Resources like useful websites, reference papers, links to MAVEN, links to natural isotope correction software, compound lists.
Serum (3 µL) is added to 90 µL of -80*C 100% methanol, vortexed, and put on dry ice for at least 5 min. This mixture is then centrifuged at 16,000 x g for 10 min at 4 °C. The supernatant is then transferred to tubes for LC-MS analysis.
Tissues clamped and frozen in liquid nitrogen are homogenized via Cryomill at cryogenic temperature (Retsch, Newtown, PA). Around 20 mg of tissue is then weighed and mixed with -20 °C 40:40:20 methanol:acetonitrile:water at a concentration of 25 mg/mL. Samples are then vortexed and centrifuged twice at 16,000 x g for 20 min at 4 °C before transferring the supernatant to LC-MS tubes for analysis.

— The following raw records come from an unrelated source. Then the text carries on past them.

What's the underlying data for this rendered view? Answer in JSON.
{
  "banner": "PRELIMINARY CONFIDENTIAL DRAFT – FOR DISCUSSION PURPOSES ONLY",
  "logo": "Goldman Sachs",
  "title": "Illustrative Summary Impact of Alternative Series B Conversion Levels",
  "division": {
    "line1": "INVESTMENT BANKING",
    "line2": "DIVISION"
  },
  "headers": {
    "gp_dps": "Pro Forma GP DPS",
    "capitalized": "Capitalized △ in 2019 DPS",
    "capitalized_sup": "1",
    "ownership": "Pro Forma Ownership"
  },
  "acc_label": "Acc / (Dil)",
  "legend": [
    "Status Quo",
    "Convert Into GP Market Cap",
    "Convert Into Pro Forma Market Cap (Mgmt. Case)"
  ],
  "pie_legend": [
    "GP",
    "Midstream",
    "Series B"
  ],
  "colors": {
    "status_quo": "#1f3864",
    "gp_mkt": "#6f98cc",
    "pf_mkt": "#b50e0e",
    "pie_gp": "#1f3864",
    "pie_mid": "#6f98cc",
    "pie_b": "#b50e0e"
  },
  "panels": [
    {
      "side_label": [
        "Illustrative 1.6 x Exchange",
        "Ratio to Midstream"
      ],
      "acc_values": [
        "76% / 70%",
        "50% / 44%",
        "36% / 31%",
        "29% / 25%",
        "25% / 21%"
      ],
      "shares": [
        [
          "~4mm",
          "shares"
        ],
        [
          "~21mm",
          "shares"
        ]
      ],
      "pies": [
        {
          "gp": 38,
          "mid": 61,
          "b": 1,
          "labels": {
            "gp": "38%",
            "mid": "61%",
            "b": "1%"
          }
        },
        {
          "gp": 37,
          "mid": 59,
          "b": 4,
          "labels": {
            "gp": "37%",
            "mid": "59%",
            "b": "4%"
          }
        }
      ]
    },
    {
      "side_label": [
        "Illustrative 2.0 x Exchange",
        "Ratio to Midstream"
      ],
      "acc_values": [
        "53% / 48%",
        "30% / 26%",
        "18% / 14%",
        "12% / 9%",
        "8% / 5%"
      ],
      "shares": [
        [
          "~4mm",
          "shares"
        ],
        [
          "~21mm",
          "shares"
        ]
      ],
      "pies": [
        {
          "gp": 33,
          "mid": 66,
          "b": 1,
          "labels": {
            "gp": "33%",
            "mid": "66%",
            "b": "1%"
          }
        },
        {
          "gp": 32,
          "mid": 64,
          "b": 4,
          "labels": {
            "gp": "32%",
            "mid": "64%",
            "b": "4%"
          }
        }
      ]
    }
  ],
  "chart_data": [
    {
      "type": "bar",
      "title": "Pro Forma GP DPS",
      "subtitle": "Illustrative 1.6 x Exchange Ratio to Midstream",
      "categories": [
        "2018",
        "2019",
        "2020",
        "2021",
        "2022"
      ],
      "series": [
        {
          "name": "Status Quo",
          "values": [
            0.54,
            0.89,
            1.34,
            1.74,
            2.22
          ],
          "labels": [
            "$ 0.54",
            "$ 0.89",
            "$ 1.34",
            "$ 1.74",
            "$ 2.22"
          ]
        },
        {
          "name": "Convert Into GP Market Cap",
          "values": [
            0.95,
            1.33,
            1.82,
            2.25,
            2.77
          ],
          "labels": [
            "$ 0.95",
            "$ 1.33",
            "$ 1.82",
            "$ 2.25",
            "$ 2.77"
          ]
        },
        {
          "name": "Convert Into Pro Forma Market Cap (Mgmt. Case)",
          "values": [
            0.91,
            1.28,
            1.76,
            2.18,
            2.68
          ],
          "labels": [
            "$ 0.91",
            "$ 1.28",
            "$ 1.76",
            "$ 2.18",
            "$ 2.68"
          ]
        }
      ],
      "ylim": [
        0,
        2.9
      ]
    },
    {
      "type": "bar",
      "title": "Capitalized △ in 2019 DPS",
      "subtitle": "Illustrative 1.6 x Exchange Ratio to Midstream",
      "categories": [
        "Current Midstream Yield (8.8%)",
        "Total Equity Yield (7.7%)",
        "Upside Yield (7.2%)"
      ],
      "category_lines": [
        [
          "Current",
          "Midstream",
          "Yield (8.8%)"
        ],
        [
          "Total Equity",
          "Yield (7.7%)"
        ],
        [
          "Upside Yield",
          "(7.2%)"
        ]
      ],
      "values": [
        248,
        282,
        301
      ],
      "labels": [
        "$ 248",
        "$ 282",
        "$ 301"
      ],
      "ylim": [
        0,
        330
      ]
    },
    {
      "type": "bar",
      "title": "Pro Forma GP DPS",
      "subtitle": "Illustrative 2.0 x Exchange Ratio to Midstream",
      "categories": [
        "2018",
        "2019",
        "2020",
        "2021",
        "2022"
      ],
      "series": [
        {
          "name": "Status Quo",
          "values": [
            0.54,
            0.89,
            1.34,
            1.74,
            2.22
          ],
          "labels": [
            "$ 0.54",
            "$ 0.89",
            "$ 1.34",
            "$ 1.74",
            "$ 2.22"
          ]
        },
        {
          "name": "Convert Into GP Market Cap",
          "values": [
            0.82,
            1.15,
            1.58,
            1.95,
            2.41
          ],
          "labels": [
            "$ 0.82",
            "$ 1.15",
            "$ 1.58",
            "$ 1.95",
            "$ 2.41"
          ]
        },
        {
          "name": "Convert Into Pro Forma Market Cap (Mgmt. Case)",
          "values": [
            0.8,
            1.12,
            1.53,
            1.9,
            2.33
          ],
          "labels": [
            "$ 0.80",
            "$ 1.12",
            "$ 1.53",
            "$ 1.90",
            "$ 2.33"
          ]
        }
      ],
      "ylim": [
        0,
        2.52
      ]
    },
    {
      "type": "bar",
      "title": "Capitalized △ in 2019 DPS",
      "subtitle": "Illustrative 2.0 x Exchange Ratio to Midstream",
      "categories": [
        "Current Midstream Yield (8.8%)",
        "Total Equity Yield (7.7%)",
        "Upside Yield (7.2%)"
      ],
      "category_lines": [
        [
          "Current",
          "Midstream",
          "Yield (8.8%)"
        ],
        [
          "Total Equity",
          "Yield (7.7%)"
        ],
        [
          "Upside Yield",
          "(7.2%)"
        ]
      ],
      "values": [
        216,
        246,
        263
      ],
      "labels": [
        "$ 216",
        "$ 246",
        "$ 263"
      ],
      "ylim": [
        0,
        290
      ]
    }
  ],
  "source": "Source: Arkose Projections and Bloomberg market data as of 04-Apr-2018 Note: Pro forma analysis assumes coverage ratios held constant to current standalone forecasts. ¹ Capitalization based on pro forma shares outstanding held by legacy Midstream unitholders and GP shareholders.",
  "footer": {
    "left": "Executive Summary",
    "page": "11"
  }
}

A quadrupole-orbitrap mass spectrometer (Q Exactive, Thermo Fisher Scientific, San Jose, CA) operating in negative mode is coupled to hydrophilic interaction chromatography (HILIC) via electrospray ionization. Scans are performed from m/z 70 to 1000 at 1 Hz and 140,000 resolution. LC separation is on an XBridge BEH Amide column (2.1 mm x 150 mm x 2.5 mm particle size, 130 A° pore size; Waters, Milford, MA) using a gradient of solvent A (20 mM ammonium acetate, 20 mM ammounium hydroxide in 95:5 water:acetonitrile, pH 9.45) and solvent B (acetonitrile). Flow rate was 150 µL/min. The LC gradient was: 0 min, 85% B; 2 min, 85% B; 3 min, 80% B; 5 min, 80% B; 6 min, 75% B; 7 min, 75% B; 8 min, 70% B; 9 min, 70% B; 10 min, 50% B; 12 min, 50% B; 13 min, 25% B; 16 min, 25% B; 18 min,0% B; 23 min,0% B; 24 min, 85% B. Autosampler temperature was 5 °C, and injection volume was 5-10 µL for serum samples and 10-15 µL for tissue samples.